Aumentano anche nel 2018 le cosiddette “unità collabenti”, vale a dire gli immobili ridotti in ruderi a causa del loro accentuato livello di degrado. Lo segnala Confedilizia, che ha elaborato i dati resi noti dall’Agenzia delle entrate sullo stato del patrimonio immobiliare italiano.

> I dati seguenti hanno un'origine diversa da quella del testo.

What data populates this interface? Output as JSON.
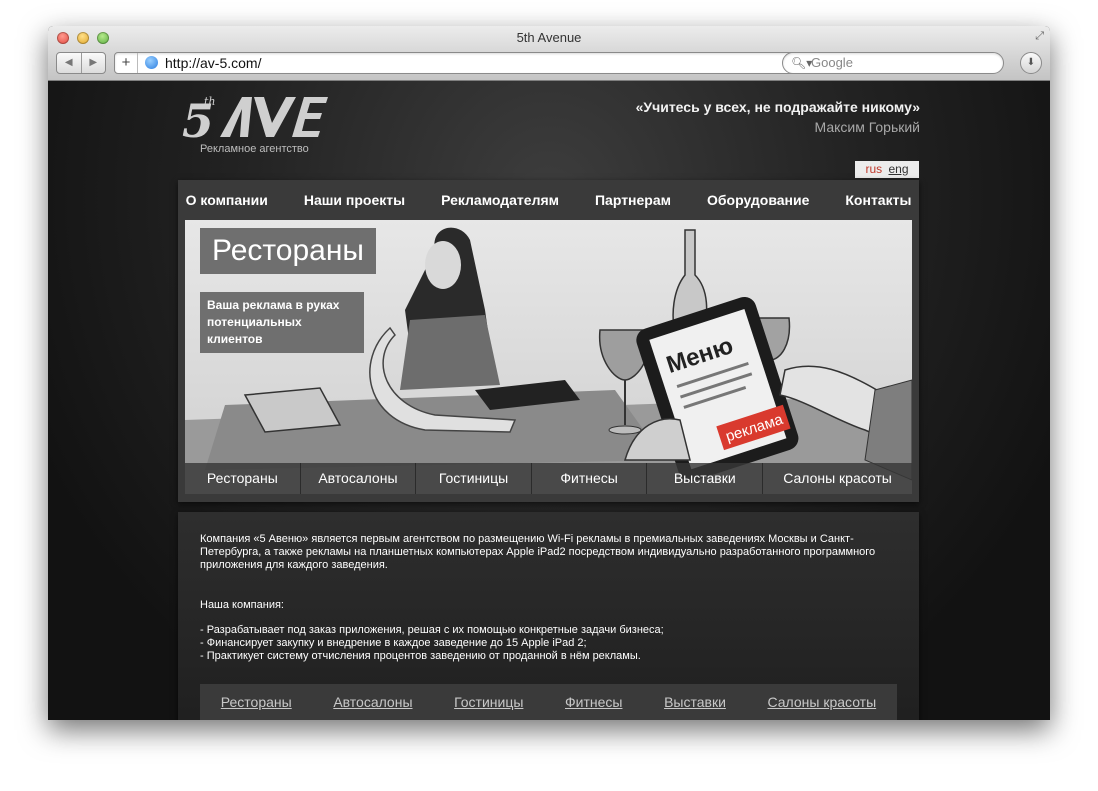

Nel 2018, il numero di questi immobili – inquadrati nella categoria catastale F2 – è cresciuto del 5,3% rispetto al 2017. Ma il dato più eclatante è quello che mette a confronto il periodo pre e post Imu: rispetto al 2011, gli immobili ridotti alla condizione di ruderi sono raddoppiati, passando da 278.121 a 548.148 (+ 97%). Con tutte le immaginabili conseguenze in termini di degrado delle aree su cui insistono.
Si tratta – rileva Confedilizia – di immobili, appartenenti per il 90% a persone fisiche, che raggiungono condizioni di fatiscenza per il semplice trascorrere del tempo o, addirittura, per effetto di atti concreti dei proprietari finalizzati ad evitare almeno il pagamento dell’Imu e della Tasi (ad esempio, attraverso la rimozione del tetto). Va infatti ricordato che sono soggetti alle due imposte patrimoniali persino gli immobili ‘inagibili o inabitabili’, anche se il vicepresidente del Consiglio Salvini – su richiesta di Confedilizia in occasione della riunione con le parti sociali – si è impegnato a eliminare questa iniqua forma di tassazione, così come quella degli immobili sfitti. Misure indispensabili e urgenti oltre a quelle di incentivo alla riqualificazione degli edifici e alla loro immissione sul mercato.